The concept design of the project was done during my time as an architect and researcher at SEEDS in 2019 and was to be implemented by HAI who have been working with the refugee communities and upgrading the infrastructure of the settlement for a better quality of life.
The brief for the project was to design a semi-permanent learning space for around 25 students which may also be used for adult education programs, having lockable storage space for laptop, projector and other teaching material. The learning centre was to be built in two weeks time, with a tight low cost budget and using disaster-resilient construction techniques to keep children safe and protect the users from earthquakes and floods. As per the client, re-use of existing material such as paving blocks and bamboo screens was to be integrated in the design as well.
Community Learning Centre, Majnu ka Tila
The community living in the refugee camp are skilled in timber construction and hence the material for the main structure was chosen to be roundwood betelnut timber, the walling uses pellet wood, windows and doors were to be reclaimed ones from the market. For making the structure earthquake resilient, cross bracings were added, inspired from vernacular architecture of their erstwhile homes such as dhajji dewari. The foundation for timber columns is isolated concrete footings and the IPS coated plinth provides flood protection. The roofing is done using corrugated galvalum sheet which is fixed onto timber purlins which rest on the timber rafters. An insulating layer of woven bamboo mats is fixed under the metal sheet to keep the interiors cool along with sufficient cross ventilation faciliatied by the gaps in the walls and the roof truss. The gaps between the pellet wood and the staggered windows retain an indoor-outdoor connection. A technique called laafa has been used to join structural elements throughout the design as the locals use it widely to build their own homes.
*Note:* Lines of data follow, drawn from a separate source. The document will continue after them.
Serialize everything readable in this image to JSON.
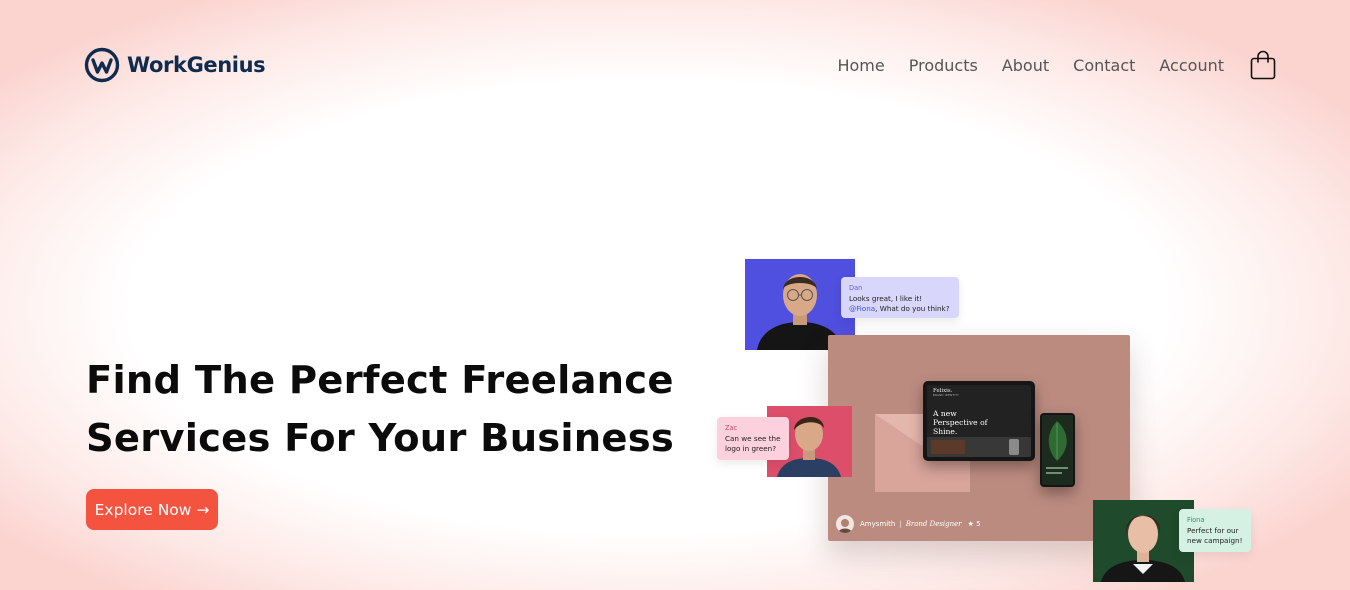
{
  "brand": {
    "name": "WorkGenius",
    "color": "#0f2c4e"
  },
  "nav": {
    "items": [
      {
        "label": "Home"
      },
      {
        "label": "Products"
      },
      {
        "label": "About"
      },
      {
        "label": "Contact"
      },
      {
        "label": "Account"
      }
    ],
    "cart_icon": "shopping-bag-icon"
  },
  "hero": {
    "title_line1": "Find The Perfect Freelance",
    "title_line2": "Services For Your Business",
    "cta_label": "Explore Now →",
    "cta_color": "#f4533f"
  },
  "illustration": {
    "chat_dan": {
      "name": "Dan",
      "line1": "Looks great, I like it!",
      "mention": "@Fiona",
      "line2_rest": ", What do you think?"
    },
    "chat_zac": {
      "name": "Zac",
      "text": "Can we see the logo in green?"
    },
    "chat_fiona": {
      "name": "Fiona",
      "text": "Perfect for our new campaign!"
    },
    "tablet": {
      "brand": "Felixis.",
      "subtitle": "BRAND IDENTITY",
      "headline": "A new Perspective of Shine."
    },
    "card": {
      "author": "Amysmith",
      "role": "Brand Designer",
      "rating": "★ 5"
    },
    "colors": {
      "card": "#bc8b7f",
      "dan_bg": "#4f4fe0",
      "zac_bg": "#dc4e6a",
      "fiona_bg": "#1f4a2c"
    }
  }
}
The design optimally uses the tight site to provide a semi open gathering and entry space along with a handwash area where rainwater can percolate into the ground from the sloping roof as well. The pergola uses techniques known to the local residents and artisans and accomodates an existing tree on site at one corner with creepers, creating a thermally comfortable microclimate. The main indoor learning space is at one level and without furniture to enable flexible use and has movable storage shelves and cupboards. The playful doors and windows are child-sized elements, making the space comfortable for them.